Toronto real estate industry must adapt to survive – PwC
Amid a robust and ever-changing market, Toronto’s real estate sector must learn to quickly adapt to the multiple factors influencing tenant expectations, PwC stated earlier this month.
In particular, the industry should explore the multiple possibilities in construction, especially in the realms of co-working space and higher-density housing.
PwC director of real estate research Andrew Warren added that mixed developments will see a much-increased presence in Toronto, largely due to the needs of those residing and working in the city.
Such developments are likely to include amenities like dedicated short-term rental space and package receiving rooms.
Population growth should also convince developers to integrate co-living space and other alternative housing models, Warren argued.

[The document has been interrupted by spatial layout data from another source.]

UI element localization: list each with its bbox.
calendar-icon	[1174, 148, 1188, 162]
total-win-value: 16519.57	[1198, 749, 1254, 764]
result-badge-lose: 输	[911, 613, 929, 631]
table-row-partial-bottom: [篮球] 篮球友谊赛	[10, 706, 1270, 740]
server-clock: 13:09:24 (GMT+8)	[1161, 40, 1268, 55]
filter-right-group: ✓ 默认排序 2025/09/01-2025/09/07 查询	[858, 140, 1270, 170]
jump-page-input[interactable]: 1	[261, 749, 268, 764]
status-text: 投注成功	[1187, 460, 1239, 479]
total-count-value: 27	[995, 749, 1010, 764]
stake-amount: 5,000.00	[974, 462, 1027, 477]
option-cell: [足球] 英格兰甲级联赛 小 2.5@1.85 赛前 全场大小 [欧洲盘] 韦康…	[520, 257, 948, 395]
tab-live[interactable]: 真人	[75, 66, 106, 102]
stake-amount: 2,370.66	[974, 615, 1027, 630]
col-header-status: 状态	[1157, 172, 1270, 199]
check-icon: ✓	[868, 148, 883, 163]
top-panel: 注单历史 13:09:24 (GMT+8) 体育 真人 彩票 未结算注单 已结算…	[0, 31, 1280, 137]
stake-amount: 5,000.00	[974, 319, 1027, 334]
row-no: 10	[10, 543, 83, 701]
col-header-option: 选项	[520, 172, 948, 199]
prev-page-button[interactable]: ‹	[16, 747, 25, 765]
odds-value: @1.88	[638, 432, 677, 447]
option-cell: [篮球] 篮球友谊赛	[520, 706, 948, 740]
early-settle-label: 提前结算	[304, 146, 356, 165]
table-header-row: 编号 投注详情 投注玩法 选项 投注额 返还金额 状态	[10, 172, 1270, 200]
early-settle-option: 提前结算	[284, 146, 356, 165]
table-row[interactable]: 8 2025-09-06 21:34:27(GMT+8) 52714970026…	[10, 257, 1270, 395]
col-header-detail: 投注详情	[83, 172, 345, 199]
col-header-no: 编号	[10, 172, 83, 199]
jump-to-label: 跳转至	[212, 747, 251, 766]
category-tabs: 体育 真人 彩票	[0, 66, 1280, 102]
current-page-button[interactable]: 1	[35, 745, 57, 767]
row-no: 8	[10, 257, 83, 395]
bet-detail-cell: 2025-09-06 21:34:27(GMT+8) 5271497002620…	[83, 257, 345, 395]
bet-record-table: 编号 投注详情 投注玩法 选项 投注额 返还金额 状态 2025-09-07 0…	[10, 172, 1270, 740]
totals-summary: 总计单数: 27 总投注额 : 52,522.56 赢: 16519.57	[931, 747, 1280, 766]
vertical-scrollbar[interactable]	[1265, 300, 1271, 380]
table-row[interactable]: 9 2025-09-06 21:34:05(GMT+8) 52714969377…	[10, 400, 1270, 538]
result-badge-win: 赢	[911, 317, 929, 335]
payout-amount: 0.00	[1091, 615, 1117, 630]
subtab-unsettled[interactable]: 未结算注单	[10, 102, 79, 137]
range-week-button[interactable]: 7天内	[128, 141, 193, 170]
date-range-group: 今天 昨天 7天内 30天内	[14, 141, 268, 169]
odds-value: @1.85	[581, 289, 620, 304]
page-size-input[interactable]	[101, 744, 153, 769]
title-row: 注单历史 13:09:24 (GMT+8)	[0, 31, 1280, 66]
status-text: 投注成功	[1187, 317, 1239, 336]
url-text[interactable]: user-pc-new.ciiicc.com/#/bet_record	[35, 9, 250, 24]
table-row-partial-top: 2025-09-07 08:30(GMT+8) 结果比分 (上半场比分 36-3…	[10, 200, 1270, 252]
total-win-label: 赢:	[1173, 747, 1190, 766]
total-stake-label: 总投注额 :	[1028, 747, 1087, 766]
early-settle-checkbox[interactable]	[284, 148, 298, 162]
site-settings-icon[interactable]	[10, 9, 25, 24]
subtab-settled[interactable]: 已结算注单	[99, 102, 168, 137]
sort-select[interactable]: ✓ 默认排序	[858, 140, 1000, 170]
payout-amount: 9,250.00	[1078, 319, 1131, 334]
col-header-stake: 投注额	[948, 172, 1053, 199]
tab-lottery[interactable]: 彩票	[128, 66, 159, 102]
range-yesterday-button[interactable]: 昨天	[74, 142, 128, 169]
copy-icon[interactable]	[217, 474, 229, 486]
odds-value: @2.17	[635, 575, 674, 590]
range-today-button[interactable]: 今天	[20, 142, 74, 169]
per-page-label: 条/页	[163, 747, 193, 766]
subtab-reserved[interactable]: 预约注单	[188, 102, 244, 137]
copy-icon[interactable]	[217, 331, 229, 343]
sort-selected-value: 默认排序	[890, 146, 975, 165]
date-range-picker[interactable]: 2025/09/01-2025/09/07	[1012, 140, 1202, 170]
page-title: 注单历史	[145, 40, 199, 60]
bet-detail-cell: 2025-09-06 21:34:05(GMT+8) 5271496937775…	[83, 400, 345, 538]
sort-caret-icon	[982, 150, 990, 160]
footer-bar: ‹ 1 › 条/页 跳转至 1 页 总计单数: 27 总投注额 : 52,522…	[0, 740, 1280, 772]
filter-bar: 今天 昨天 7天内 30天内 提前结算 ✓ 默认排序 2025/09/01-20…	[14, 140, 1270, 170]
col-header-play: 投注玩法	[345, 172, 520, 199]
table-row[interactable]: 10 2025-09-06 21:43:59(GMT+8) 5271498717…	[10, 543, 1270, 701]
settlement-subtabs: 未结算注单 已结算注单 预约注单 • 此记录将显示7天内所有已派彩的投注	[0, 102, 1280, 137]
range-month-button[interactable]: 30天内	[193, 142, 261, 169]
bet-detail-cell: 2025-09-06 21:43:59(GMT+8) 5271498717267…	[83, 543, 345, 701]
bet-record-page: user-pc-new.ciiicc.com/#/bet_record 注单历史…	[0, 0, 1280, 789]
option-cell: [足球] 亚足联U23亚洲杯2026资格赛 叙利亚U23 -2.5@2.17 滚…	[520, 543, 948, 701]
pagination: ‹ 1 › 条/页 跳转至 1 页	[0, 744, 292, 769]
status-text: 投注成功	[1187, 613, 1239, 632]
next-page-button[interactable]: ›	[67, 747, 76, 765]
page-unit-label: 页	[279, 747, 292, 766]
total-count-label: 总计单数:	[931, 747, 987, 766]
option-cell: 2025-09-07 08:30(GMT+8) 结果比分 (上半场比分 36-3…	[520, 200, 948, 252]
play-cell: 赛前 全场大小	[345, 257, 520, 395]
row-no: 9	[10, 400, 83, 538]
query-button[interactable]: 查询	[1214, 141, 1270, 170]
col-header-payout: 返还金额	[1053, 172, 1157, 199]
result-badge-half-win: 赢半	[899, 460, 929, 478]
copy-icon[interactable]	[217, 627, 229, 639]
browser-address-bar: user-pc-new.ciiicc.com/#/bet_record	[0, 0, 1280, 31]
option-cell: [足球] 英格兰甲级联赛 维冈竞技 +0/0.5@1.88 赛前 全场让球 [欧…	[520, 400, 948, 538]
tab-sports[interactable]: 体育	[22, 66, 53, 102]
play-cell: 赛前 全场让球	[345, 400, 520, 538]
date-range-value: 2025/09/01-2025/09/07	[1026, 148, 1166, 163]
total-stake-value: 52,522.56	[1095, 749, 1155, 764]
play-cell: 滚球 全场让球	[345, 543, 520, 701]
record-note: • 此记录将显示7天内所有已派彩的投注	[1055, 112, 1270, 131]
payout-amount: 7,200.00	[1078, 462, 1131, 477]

Among the most prominent forces affecting Canada’s commercial assets is e-commerce. This is especially because an emerging expectation for same-day delivery among consumers is driving demand for large spaces situated near major habitation and transportation hubs.
According to PwC’s Emerging Trends in Real Estate published last month in collaboration with the Urban Land Institute, this trend will magnify the already strong demand for commercial spaces in the country’s hottest metropolitan markets.
Fortunately, “the rise of e-commerce doesn’t necessarily mean the end of the brick-and-mortar presence, and in fact, retail remains an important solution to last-mile delivery,” PwC Canada national real estate leader Frank Magliocco stated.
What this means, however, is that spaces dedicated solely to pre-delivery storage are becoming even more important. Cold storage for food items is an especially valuable commodity, taking into account the increasing influence of online shopping.